Farmers and far-off markets

The existing situation is harming farmers as well as agricultural productivity

February 18, 2022

Farmers, especially small cultivators, face myriad issues. One important problem they face pertains to market access. At the national level, they have to travel about 22km on an average to obtain inputs like seeds, fertiliser and pesticides as well as agricultural services, according to a survey undertaken by the Pakistan Bureau of Statistics. This average distance from village to market is as high as 58km in Balochistan, 29km in K-P, and slightly less in Punjab and Sindh. The long distances between villages, the nub of farming, and markets also make it difficult for farmers to take their produce to grain markets to sell. This imposes additional burdens of cost and time, and reduces their competitiveness. Obviously, this is due to the lack of better roads that can facilitate farmers’ access to markets both for inputs and their produce.
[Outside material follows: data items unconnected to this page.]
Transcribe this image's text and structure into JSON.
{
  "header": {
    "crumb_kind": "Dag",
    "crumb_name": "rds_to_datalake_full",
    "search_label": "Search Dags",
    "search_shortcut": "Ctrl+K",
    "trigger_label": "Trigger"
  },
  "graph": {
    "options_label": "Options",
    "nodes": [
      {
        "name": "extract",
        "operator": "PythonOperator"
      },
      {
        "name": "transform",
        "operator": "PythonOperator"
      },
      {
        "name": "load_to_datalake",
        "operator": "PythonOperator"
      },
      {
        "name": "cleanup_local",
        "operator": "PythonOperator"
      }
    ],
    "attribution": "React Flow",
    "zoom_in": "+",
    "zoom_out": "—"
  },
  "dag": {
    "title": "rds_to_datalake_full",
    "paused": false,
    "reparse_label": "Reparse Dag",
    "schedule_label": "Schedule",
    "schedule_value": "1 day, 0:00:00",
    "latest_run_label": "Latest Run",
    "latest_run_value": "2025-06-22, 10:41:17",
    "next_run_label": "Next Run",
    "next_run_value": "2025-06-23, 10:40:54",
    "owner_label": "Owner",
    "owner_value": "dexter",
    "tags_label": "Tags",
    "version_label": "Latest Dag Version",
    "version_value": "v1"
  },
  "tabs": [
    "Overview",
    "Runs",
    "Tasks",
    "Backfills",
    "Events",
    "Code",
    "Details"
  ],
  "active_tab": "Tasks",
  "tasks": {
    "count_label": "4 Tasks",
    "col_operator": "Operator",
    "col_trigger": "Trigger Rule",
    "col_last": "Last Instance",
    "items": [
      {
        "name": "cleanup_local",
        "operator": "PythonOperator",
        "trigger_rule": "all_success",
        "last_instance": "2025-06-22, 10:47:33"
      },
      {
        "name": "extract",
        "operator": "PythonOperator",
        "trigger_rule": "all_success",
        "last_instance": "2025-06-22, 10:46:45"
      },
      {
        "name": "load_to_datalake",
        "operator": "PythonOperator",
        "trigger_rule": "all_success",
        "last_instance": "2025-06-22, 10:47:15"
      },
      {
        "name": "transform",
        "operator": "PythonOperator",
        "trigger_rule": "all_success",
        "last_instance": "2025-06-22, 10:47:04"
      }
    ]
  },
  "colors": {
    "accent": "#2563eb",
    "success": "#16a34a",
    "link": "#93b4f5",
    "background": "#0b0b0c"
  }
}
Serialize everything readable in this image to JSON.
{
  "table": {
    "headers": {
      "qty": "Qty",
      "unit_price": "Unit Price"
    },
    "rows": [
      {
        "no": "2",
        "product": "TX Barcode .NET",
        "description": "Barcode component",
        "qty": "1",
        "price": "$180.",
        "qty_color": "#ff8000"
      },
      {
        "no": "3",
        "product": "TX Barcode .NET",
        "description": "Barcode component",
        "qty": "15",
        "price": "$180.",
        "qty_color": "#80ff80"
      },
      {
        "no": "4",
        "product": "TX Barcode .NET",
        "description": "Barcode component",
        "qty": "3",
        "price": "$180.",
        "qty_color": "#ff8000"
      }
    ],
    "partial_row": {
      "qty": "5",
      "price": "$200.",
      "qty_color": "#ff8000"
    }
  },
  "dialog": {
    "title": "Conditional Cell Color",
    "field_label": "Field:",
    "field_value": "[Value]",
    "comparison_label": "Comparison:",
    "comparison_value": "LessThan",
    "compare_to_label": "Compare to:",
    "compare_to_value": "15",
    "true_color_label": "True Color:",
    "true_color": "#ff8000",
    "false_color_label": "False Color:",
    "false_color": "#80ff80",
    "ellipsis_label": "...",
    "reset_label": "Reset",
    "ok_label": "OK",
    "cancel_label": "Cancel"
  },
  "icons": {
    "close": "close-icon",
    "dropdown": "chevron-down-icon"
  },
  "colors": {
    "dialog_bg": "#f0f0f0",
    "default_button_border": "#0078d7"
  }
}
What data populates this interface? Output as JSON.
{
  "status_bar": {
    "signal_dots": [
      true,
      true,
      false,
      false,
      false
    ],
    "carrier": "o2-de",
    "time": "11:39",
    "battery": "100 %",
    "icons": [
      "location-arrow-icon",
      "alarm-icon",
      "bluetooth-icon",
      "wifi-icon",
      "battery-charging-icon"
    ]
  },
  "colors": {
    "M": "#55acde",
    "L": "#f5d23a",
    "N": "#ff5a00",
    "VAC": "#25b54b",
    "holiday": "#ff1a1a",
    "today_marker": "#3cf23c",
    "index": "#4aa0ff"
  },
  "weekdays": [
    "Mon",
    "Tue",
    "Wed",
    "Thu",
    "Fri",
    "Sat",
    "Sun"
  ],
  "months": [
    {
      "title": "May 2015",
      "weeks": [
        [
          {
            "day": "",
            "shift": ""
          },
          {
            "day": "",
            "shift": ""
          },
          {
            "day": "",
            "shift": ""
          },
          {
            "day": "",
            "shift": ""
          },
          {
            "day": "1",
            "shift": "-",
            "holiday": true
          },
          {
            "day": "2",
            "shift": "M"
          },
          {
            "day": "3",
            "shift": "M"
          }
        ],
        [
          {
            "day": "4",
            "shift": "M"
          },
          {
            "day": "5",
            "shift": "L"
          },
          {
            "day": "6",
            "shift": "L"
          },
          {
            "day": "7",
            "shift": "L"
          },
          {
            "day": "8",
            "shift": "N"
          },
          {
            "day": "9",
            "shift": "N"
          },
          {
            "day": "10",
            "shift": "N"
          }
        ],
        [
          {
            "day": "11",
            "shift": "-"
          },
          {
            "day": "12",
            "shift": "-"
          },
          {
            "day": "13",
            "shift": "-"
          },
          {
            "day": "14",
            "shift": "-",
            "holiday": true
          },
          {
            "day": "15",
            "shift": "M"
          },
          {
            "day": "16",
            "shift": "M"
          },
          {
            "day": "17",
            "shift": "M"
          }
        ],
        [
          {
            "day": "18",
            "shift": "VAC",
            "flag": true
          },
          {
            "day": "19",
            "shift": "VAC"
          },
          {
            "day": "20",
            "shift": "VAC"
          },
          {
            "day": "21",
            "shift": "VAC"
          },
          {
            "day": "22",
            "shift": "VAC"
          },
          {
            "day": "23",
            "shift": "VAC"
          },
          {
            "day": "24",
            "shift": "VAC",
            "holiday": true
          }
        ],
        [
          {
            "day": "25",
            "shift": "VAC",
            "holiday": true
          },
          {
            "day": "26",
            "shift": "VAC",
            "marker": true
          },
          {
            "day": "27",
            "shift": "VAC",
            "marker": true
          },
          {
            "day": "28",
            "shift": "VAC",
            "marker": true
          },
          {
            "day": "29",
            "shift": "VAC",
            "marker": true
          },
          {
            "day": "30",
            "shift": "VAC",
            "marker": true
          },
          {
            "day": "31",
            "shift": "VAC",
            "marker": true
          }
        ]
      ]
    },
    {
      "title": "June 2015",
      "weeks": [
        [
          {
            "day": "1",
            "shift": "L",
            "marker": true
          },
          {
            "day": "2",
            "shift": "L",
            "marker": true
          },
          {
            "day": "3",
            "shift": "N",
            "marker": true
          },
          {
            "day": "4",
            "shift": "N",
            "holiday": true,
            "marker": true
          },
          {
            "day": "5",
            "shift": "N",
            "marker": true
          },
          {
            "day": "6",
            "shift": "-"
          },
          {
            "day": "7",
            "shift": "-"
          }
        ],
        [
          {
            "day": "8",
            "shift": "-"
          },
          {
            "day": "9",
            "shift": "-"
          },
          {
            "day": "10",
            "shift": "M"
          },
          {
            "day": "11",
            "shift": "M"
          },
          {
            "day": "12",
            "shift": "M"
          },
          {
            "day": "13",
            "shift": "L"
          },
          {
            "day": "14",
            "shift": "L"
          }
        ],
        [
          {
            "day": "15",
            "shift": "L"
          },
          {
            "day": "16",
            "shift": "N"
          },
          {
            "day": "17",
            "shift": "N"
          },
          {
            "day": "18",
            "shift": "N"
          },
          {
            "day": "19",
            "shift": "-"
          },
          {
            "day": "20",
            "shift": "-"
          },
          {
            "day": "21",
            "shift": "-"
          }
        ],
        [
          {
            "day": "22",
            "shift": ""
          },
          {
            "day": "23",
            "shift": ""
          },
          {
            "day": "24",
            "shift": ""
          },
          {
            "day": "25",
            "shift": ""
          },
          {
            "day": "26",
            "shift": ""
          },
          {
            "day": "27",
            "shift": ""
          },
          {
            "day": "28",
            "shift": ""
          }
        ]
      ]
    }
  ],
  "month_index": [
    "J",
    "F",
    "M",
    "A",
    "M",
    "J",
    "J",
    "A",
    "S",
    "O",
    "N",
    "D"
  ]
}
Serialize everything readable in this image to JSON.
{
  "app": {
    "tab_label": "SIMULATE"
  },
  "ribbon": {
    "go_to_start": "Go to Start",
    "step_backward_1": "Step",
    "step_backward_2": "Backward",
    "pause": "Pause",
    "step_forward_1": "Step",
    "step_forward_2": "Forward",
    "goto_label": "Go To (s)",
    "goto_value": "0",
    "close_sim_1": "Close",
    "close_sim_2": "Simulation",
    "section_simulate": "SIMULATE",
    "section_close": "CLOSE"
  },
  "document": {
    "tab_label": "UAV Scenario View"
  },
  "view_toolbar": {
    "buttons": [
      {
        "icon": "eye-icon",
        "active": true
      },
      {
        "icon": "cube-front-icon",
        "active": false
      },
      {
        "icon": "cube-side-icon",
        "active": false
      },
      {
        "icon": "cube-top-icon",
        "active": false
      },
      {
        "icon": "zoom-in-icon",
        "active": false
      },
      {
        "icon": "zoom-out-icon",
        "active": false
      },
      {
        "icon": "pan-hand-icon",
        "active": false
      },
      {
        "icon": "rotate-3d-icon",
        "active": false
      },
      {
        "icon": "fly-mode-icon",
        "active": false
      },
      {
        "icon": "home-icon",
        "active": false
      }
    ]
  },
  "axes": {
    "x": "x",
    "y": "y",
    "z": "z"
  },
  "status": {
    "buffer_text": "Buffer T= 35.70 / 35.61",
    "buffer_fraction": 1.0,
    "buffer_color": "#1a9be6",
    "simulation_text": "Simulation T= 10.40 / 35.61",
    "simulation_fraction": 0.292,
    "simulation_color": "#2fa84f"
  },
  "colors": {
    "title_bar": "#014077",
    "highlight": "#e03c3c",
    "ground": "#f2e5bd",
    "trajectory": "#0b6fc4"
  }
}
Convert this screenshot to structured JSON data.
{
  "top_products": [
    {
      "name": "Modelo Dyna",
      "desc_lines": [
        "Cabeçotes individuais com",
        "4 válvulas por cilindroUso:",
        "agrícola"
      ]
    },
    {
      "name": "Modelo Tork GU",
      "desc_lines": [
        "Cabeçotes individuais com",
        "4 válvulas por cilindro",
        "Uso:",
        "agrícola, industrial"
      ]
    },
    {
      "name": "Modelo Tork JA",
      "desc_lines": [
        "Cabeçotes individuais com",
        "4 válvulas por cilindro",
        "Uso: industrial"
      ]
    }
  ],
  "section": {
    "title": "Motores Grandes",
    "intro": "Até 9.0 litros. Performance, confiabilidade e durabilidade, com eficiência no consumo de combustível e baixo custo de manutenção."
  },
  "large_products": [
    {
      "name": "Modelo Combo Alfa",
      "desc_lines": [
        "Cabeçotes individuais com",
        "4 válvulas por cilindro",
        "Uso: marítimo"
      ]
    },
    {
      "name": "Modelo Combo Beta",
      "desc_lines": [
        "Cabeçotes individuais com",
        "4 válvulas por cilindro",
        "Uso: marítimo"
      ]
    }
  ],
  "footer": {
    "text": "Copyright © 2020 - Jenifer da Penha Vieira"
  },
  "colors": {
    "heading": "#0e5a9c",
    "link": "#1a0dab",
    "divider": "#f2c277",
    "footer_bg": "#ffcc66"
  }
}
The existing situation is harming farmers as well as agricultural productivity. In a country that has to import large quantities of food grains to feed its burgeoning population, the government needs to pay urgent attention towards providing farmers with improved means of access to markets, and at the same time take other necessary measures to encourage farmers by offering them incentives. If the growers get easy access to inputs and services and better opportunities to sell their produce at competitive and remunerative prices, this will increase agricultural productivity and ultimately help the country to attain self-reliance in food.

In Pakistan, around 45% of farmland is under the control of 2% of the population, and 55% is held by the remaining 98%. There are 20,000 big farmers and 1.75 million small cultivators. The average size of land holdings is 5.6 acres, which was 13.06 acres in 1972. Division of land among family members mainly accounts for the increasing fragmentation of land. This too is resulting in lowering farm productivity because demarcation boundaries eat up considerable chunks of land. Farmers also face shortage of irrigation water. Moreover, small farmers are underserved in bank credit due to their remoteness from banks.

Published in The Express Tribune, February 18th, 2022.